We screened candidate genes and proteins associated with scleritis by text-mining the PubMed database using Python, and assessed their functions by using the DAVID database. Gene Ontology (GO) and Kyoto Encyclopedia of Genes and Genomes (KEGG) analyses were used to identify the functional enrichment of these genes and proteins. Then, the hub genes were identified with CytoHubba and assessed by protein-protein interaction (PPI) network analysis. And the serum from patients with active scleritis and healthy subjects were used for the validation of hub genes. Finally, the DGIdb database was used to predict targeted drugs for the hub genes for treating scleritis.

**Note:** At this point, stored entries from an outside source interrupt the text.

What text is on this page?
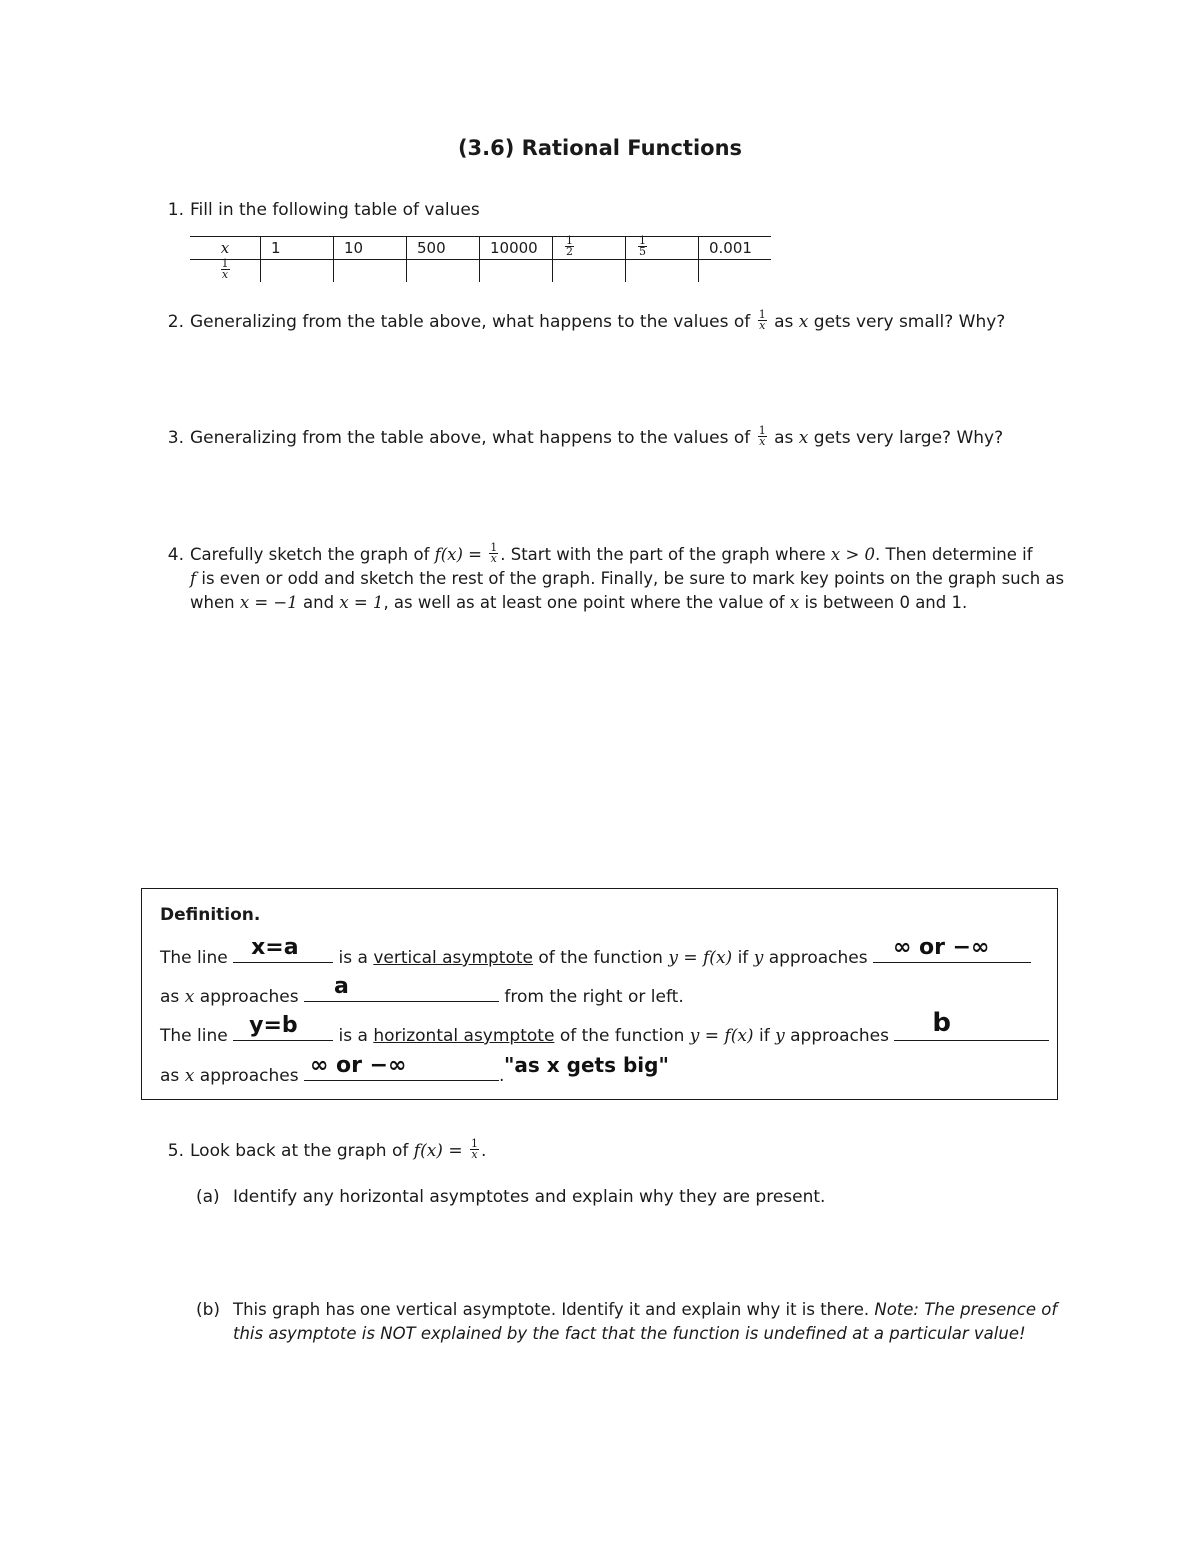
(3.6) Rational Functions
1. Fill in the following table of values
x	1	10	500	10000	$\frac{1}{2}$	$\frac{1}{5}$	0.001

$\frac{1}{x}$

2. Generalizing from the table above, what happens to the values of $\frac{1}{x}$ as x gets very small? Why?
3. Generalizing from the table above, what happens to the values of $\frac{1}{x}$ as x gets very large? Why?
4. Carefully sketch the graph of $f(x) = \frac{1}{x}$ . Start with the part of the graph where x > 0. Then determine if
f is even or odd and sketch the rest of the graph. Finally, be sure to mark key points on the graph such as
when x = −1 and x = 1, as well as at least one point where the value of x is between 0 and 1.
Definition.
The line x=a is a vertical asymptote of the function y = f(x) if y approaches ∞ or −∞
as x approaches a	from the right or left.
The line y=b is a horizontal asymptote of the function y = f(x) if y approaches b
as x approaches ∞ or −∞	. "as x gets big"
5. Look back at the graph of $f(x) = \frac{1}{x}$ .
(a) Identify any horizontal asymptotes and explain why they are present.
(b) This graph has one vertical asymptote. Identify it and explain why it is there. Note: The presence of
this asymptote is NOT explained by the fact that the function is undefined at a particular value!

A total of 56 genes and proteins were found to be linked to scleritis, and 65 significantly altered pathways were identified in the KEGG analysis (FDR < 0.05). Most of the top five pathways involved the categories “Rheumatoid arthritis,” “Inflammatory bowel disease”, “Type I diabetes mellitus,” and “Graft-versus-host disease”. TNF and IL6 were considered to be the top 2 hub genes through CytoHubba. Based on our serum samples, hub genes are expressed at high levels in active scleritis. Five scleritis-targeting drugs were found among 88 identified drugs.
This study provides key genes and drug targets related to scleritis through bioinformatics analysis. TNF and IL6 are considered key mediators and possible drug targets of scleritis. Five drug candidates may play an important role in the diagnosis and treatment of scleritis in the future, which is worthy of the further experimental and clinical study.